David Lindsey has clearly not even bothered to read the list of sanctions proposed. They are not against the people of Zimbabwe, but against their leaders.

The sanctions would have imposed an arms embargo, and would have made it impossible for Mugabe and the key figures in the de facto military junta that now rules the country from travelling abroad, or from holding any assets abroad.

Does Lindsey really think that civilised countries should welcome visits by the heads of the Zimbabwean army and police, Constantine Chiwenga and Augustine Chihuri, both of whom openly stated before the election that they would never accept anyone other than Mugabe as President?

Stopping weapons reaching Mugabe’s forces would obviously work in favour of the Zimbabwean people, not against them.

As for the claims that sanctions did not bring down apartheid - nobody ever said they did.

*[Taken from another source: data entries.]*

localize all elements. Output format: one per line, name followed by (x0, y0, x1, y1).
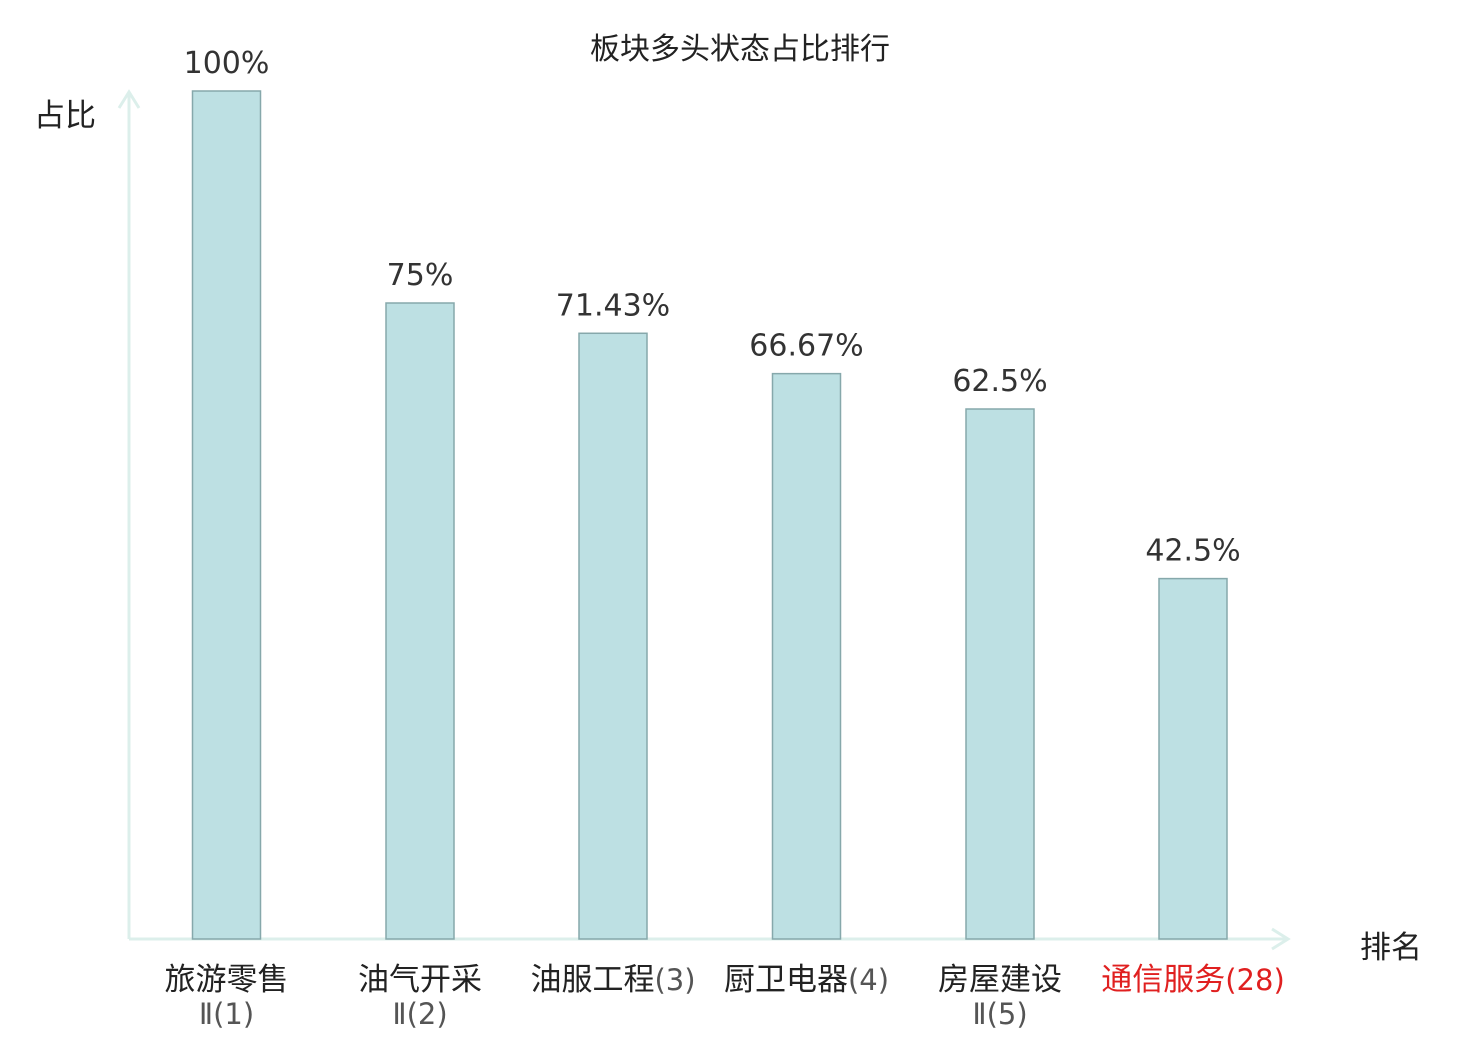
category-suffix: (3) (654, 963, 696, 997)
bar (965, 408, 1035, 940)
category-name: 厨卫电器 (723, 962, 848, 998)
category-suffix: (28) (1225, 963, 1285, 997)
x-tick-label: 房屋建设 Ⅱ(5) (900, 963, 1100, 1031)
data-label: 75% (387, 258, 454, 293)
y-axis-arrow (117, 89, 141, 109)
bar (191, 90, 262, 940)
category-name: 房屋建设 (938, 962, 1062, 998)
category-name: 油服工程 (530, 962, 655, 998)
x-tick-label: 旅游零售 Ⅱ(1) (127, 963, 327, 1031)
category-suffix: Ⅱ(2) (392, 997, 448, 1031)
x-tick-label: 通信服务(28) (1093, 963, 1293, 997)
x-tick-label: 油气开采 Ⅱ(2) (320, 963, 520, 1031)
category-name: 通信服务 (1101, 962, 1226, 998)
bar (385, 302, 455, 940)
data-label: 66.67% (749, 329, 863, 364)
bar (771, 372, 842, 940)
category-suffix: Ⅱ(1) (198, 997, 255, 1031)
x-tick-label: 油服工程(3) (513, 963, 713, 997)
x-axis-label: 排名 (1360, 930, 1422, 966)
x-tick-label: 厨卫电器(4) (707, 963, 907, 997)
data-label: 71.43% (556, 288, 670, 323)
y-axis-label: 占比 (34, 98, 96, 134)
data-label: 62.5% (952, 364, 1047, 399)
category-name: 旅游零售 (164, 962, 289, 998)
data-label: 100% (184, 46, 270, 81)
data-label: 42.5% (1145, 534, 1240, 569)
category-name: 油气开采 (358, 962, 482, 998)
chart-title: 板块多头状态占比排行 (590, 32, 890, 67)
category-suffix: Ⅱ(5) (972, 997, 1028, 1031)
x-axis-arrow (1271, 927, 1291, 951)
category-suffix: (4) (847, 963, 890, 997)
bar (1158, 577, 1228, 940)
bar (578, 332, 648, 940)
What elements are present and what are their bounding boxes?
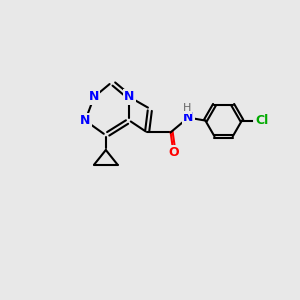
Text: N: N (89, 91, 99, 103)
Text: O: O (168, 146, 179, 159)
Text: N: N (80, 114, 90, 127)
Text: N: N (124, 91, 135, 103)
Text: H: H (183, 103, 191, 113)
Text: Cl: Cl (255, 114, 268, 127)
Text: N: N (183, 111, 194, 124)
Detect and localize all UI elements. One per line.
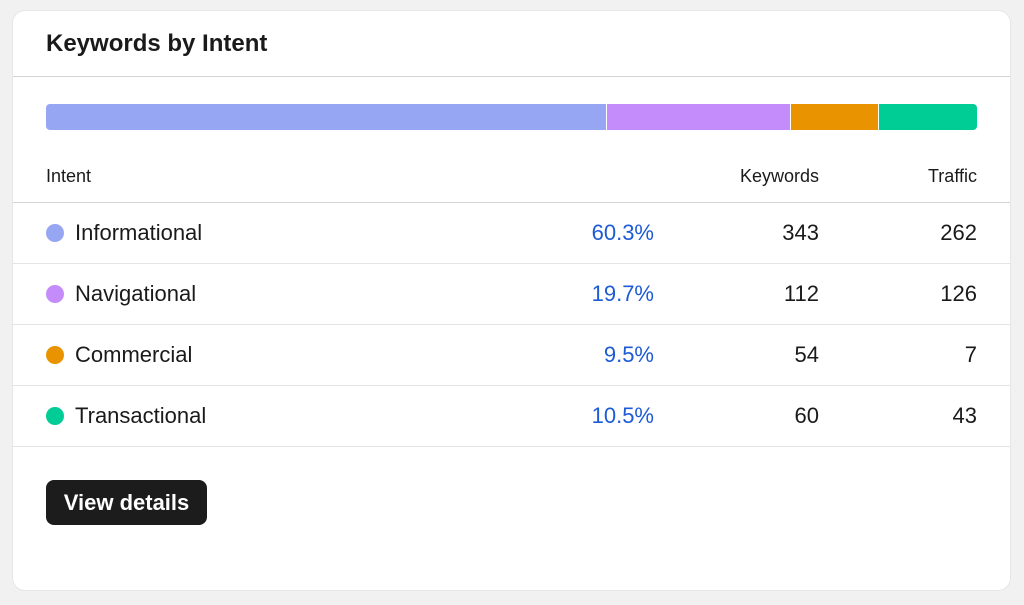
column-header: Intent	[46, 166, 92, 186]
table-row: Transactional 10.5% 60 43	[13, 386, 1010, 446]
intent-name: Informational	[75, 220, 203, 245]
header-divider	[13, 202, 1010, 203]
view-details-button[interactable]: View details	[46, 480, 207, 525]
row-divider	[13, 446, 1010, 447]
intent-name: Transactional	[75, 403, 207, 428]
intent-name: Navigational	[75, 281, 197, 306]
intent-name: Commercial	[75, 342, 193, 367]
traffic-count: 7	[964, 342, 977, 367]
bar-segment	[607, 104, 791, 130]
share-percent: 9.5%	[603, 342, 654, 367]
column-header: Keywords	[739, 166, 819, 186]
intent-dot	[46, 346, 64, 364]
traffic-count: 262	[940, 220, 977, 245]
intent-bar	[46, 104, 977, 130]
bar-segment	[790, 104, 880, 130]
keywords-count: 112	[783, 281, 819, 306]
row-divider	[13, 385, 1010, 386]
intent-dot	[46, 285, 64, 303]
card-title: Keywords by Intent	[46, 30, 268, 57]
bar-segment	[46, 104, 608, 130]
traffic-count: 43	[952, 403, 977, 428]
table-row: Navigational 19.7% 112 126	[13, 264, 1010, 324]
share-percent: 60.3%	[591, 220, 654, 245]
keywords-count: 60	[794, 403, 819, 428]
intent-dot	[46, 224, 64, 242]
intent-dot	[46, 407, 64, 425]
share-percent: 10.5%	[591, 403, 654, 428]
table-row: Informational 60.3% 343 262	[13, 203, 1010, 263]
table-row: Commercial 9.5% 54 7	[13, 325, 1010, 385]
keywords-count: 343	[782, 220, 819, 245]
column-header: Traffic	[927, 166, 977, 186]
keywords-count: 54	[794, 342, 819, 367]
row-divider	[13, 324, 1010, 325]
bar-segment	[879, 104, 977, 130]
card: Keywords by Intent Intent Keywords Traff…	[13, 11, 1010, 590]
divider	[13, 76, 1010, 77]
row-divider	[13, 263, 1010, 264]
share-percent: 19.7%	[591, 281, 654, 306]
traffic-count: 126	[940, 281, 977, 306]
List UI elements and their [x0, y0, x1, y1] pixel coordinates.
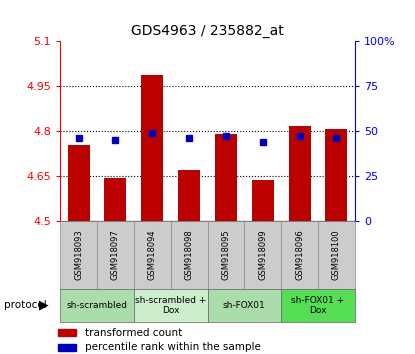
Bar — [58, 344, 76, 351]
Text: GSM918097: GSM918097 — [111, 229, 120, 280]
Bar — [105, 178, 127, 221]
Bar — [134, 221, 171, 289]
Text: ▶: ▶ — [39, 299, 49, 312]
Bar — [58, 330, 76, 336]
Text: GSM918099: GSM918099 — [258, 229, 267, 280]
Text: protocol: protocol — [4, 300, 47, 310]
Text: GSM918098: GSM918098 — [185, 229, 193, 280]
Bar — [141, 75, 163, 221]
Text: GSM918093: GSM918093 — [74, 229, 83, 280]
Bar — [171, 221, 208, 289]
Bar — [251, 180, 274, 221]
Bar — [281, 221, 318, 289]
Text: GSM918096: GSM918096 — [295, 229, 304, 280]
Bar — [208, 289, 281, 322]
Bar — [281, 289, 355, 322]
Text: sh-scrambled: sh-scrambled — [66, 301, 127, 310]
Bar — [318, 221, 355, 289]
Title: GDS4963 / 235882_at: GDS4963 / 235882_at — [131, 24, 284, 38]
Bar — [60, 289, 134, 322]
Bar — [244, 221, 281, 289]
Bar — [215, 134, 237, 221]
Text: sh-FOX01: sh-FOX01 — [223, 301, 266, 310]
Bar — [288, 126, 310, 221]
Bar — [60, 221, 97, 289]
Bar — [208, 221, 244, 289]
Text: percentile rank within the sample: percentile rank within the sample — [85, 342, 261, 352]
Text: sh-FOX01 +
Dox: sh-FOX01 + Dox — [291, 296, 344, 315]
Bar — [325, 130, 347, 221]
Text: GSM918100: GSM918100 — [332, 229, 341, 280]
Text: sh-scrambled +
Dox: sh-scrambled + Dox — [135, 296, 206, 315]
Text: GSM918094: GSM918094 — [148, 229, 157, 280]
Bar — [178, 170, 200, 221]
Bar — [97, 221, 134, 289]
Bar — [68, 144, 90, 221]
Bar — [134, 289, 208, 322]
Text: GSM918095: GSM918095 — [222, 229, 230, 280]
Text: transformed count: transformed count — [85, 328, 183, 338]
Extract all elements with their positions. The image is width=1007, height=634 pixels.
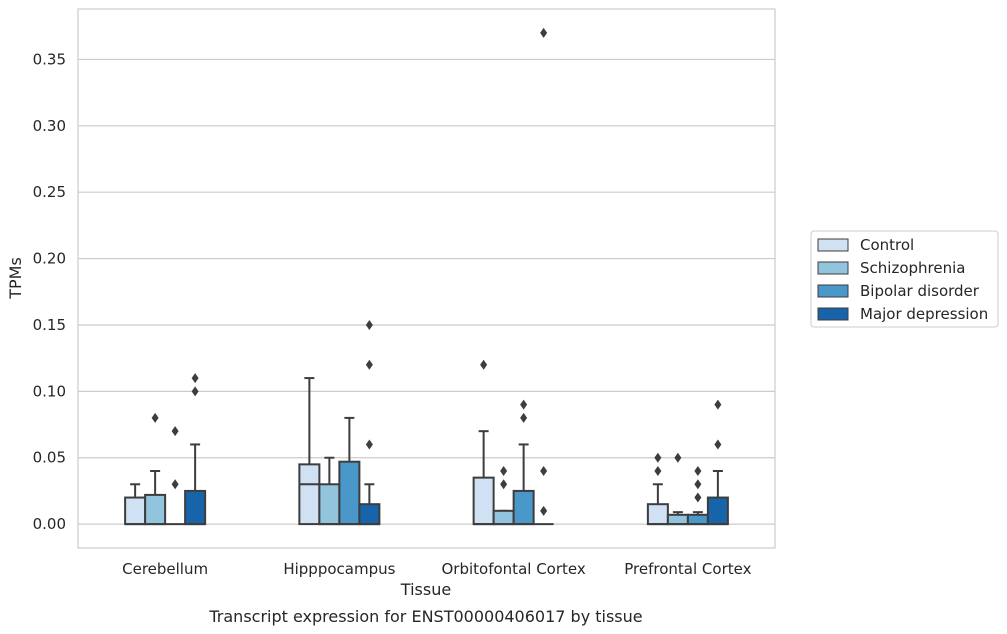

They were part of a multi-pronged strategy that included isolating the regime internationally, while democratic forces within South Africa waged all manner of battles (including the ANC’s armed struggle) to overthrow racial tyranny. It was the shifting balance of forces within southern Africa (including the defeat the apartheid armed forces suffered at Cuito Cuanavake in southern Angola in 1988) that was determinent in bringing down apartheid - but sanctions played an important supporting role in this drama.

In Britain, we boycotted South African goods, and stopped South African sports teams from touring, not because it made us feel good, but because that is what the ANC asked us to do.

And sanctions obviously made life very difficult for the apartheid regime. It made it much more difficult for it to acquire fuel, for example. Busting sanctions is always possible - but it can be very expensive.